Joaquim Almeida, o Canjica; João Rocha Sales, o João da Praia; Getúlio Silva Souza, Antônio Almeida e Jefferson Pupo, o Fininho. Os cinco amigos, que já foram garçons e gerentes de diversas cantinas na cidade, resolveram abrir, há cerca de um ano e meio, o próprio negócio. O grande salão tem aquele clima de casa da nonna, com garrafas de vinhos penduras pelas paredes (também repletas de fotos antigas de famosos nos restaurantes aonde os proprietários já trabalharam). O atendimento, hiper simpático, facilita a escolha no imenso cardápio, com opções de massas caseiras, carnes, risotos, peixes e até paella– e todos os pratos, todos mesmo, servem tranquilamente duas pessoas. Para começar, peça a mega-porção de bruschetta de gorgonzola. Para manter-se no clima cantineiro, vá de lasagna de mussarela e carne à madalena (molho de alcaparras com mussarela de búfala e manjericão) ou um generoso filé à parmegiana.

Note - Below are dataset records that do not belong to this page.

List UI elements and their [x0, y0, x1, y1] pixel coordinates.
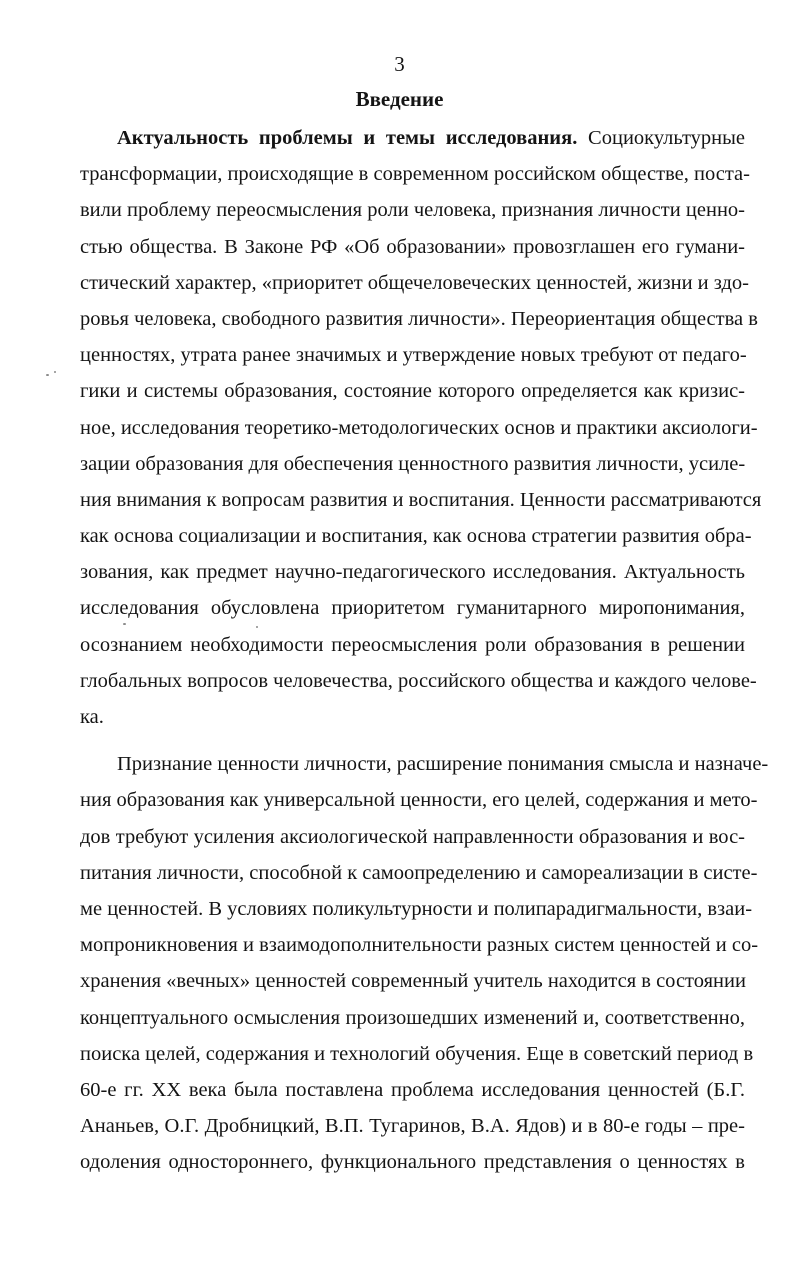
paragraph-line: гики и системы образования, состояние которого определяется как кризис- — [80, 380, 745, 403]
scan-speck — [123, 623, 126, 625]
paragraph-line: ния образования как универсальной ценности, его целей, содержания и мето- — [80, 789, 758, 812]
paragraph-line — [80, 120, 745, 156]
paragraph-line: одоления одностороннего, функционального представления о ценностях в — [80, 1151, 745, 1174]
paragraph-line: трансформации, происходящие в современном российском обществе, поста- — [80, 163, 750, 186]
scan-speck — [46, 374, 49, 376]
paragraph-line: ценностях, утрата ранее значимых и утверждение новых требуют от педаго- — [80, 344, 747, 367]
paragraph-line: глобальных вопросов человечества, российского общества и каждого челове- — [80, 669, 757, 692]
paragraph-line: хранения «вечных» ценностей современный учитель находится в состоянии — [80, 970, 746, 993]
paragraph-line: исследования обусловлена приоритетом гуманитарного миропонимания, — [80, 597, 745, 620]
paragraph-line: ное, исследования теоретико-методологических основ и практики аксиологи- — [80, 416, 758, 439]
paragraph-line: Ананьев, О.Г. Дробницкий, В.П. Тугаринов, В.А. Ядов) и в 80-е годы – пре- — [80, 1115, 745, 1138]
body-text — [80, 120, 769, 1180]
line-text: Социокультурные — [588, 127, 746, 149]
paragraph-line: ме ценностей. В условиях поликультурности и полипарадигмальности, взаи- — [80, 897, 753, 920]
paragraph-line: поиска целей, содержания и технологий обучения. Еще в советский период в — [80, 1042, 754, 1065]
scan-speck — [256, 626, 258, 628]
section-heading: Введение — [355, 87, 444, 111]
paragraph-line: зования, как предмет научно-педагогического исследования. Актуальность — [80, 561, 745, 584]
paragraph-line: питания личности, способной к самоопределению и самореализации в систе- — [80, 861, 758, 884]
paragraph-line: мопроникновения и взаимодополнительности разных систем ценностей и со- — [80, 934, 759, 957]
paragraph-line: ка. — [80, 706, 104, 728]
page-number: 3 — [394, 52, 405, 76]
paragraph-line: ровья человека, свободного развития личности». Переориентация общества в — [80, 307, 758, 330]
paragraph-line: ния внимания к вопросам развития и воспитания. Ценности рассматриваются — [80, 488, 762, 511]
paragraph-line: осознанием необходимости переосмысления роли образования в решении — [80, 633, 745, 656]
scan-speck — [54, 371, 56, 373]
paragraph-line: стью общества. В Законе РФ «Об образовании» провозглашен его гумани- — [80, 235, 745, 258]
paragraph-line: дов требуют усиления аксиологической направленности образования и вос- — [80, 825, 745, 848]
paragraph-line: вили проблему переосмысления роли человека, признания личности ценно- — [80, 199, 745, 222]
paragraph-line: 60-е гг. XX века была поставлена проблема исследования ценностей (Б.Г. — [80, 1078, 745, 1101]
paragraph-line: как основа социализации и воспитания, как основа стратегии развития обра- — [80, 525, 752, 548]
paragraph-line: зации образования для обеспечения ценностного развития личности, усиле- — [80, 452, 746, 475]
paragraph-gap — [80, 735, 745, 746]
paragraph-line: Признание ценности личности, расширение понимания смысла и назначе- — [117, 753, 769, 776]
paragraph-line: концептуального осмысления произошедших изменений и, соответственно, — [80, 1006, 745, 1029]
bold-lead-phrase: Актуальность проблемы и темы исследования. — [117, 127, 578, 149]
paragraph-line: стический характер, «приоритет общечеловеческих ценностей, жизни и здо- — [80, 271, 749, 294]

Rua Original, 123 – Vila Madalena – São Paulo – SP

3816-4884 e 3895-4289

Cantina do magrão

Luiz Antonio Sampaio, o Magrão, já era famoso pelas bandas do Ipiranga com o Bar do Magrão, que funciona ao lado. Durante o dia, Mônica, sua mulher, usava a cozinha para fazer massas frescas e vender na rotisseria. Mas a clientela do bairro pedia uma cerveja e, em vez de levar os raviólis para casa, comia a pasta ali mesmo, em mesas improvisadas na calçada. Não deu outra: virou restaurante. O cardápio segue a linha cantineira com opções de massas frescas e secas para combinar com o molho à escolha. O ravioli di nonna vem recheado de mussarela e salsinha e o pavoni leva damasco e queijo brie. Todos os pratos servem duas pessoas. De sobremesa, a gostosa panacotta perde o brilho por causa da calda exageradamente doce. O serviço, um tanto displicente, precisa melhorarR. Agostinho Gomes, 2996 – Ipiranga – São Paulo – SP

6161-6649

Cantina Roperto

Decoração simples à moda antiga, garçons formais e atenciosos, pratos clássicos, baratos e bem servidos que sempre dão para dois. Aos 82 anos, a cantina, uma das mais famosas da Bela Vista, felizmente não se rendeu a certas modernidades. E encanta justamente por isso. O cardápio permite ao cliente combinar a massa (algumas são feitas lá) e o molho a seu gosto. No capítulo das carnes, a perna de cabrito com batatas e brócolis é um best seller, sobretudo nas mesas numerosas de sábado, embaladas pela música ao vivo. Não deixe, porém, de experimentar o excelente polpetone da casa, que lá ganha o apelido de ropertone – quem pede a versão mini se arrepende. Para compensar a saudade, vá com tudo na sobremesa e peça uma pêra ao vinho com sorvete de creme.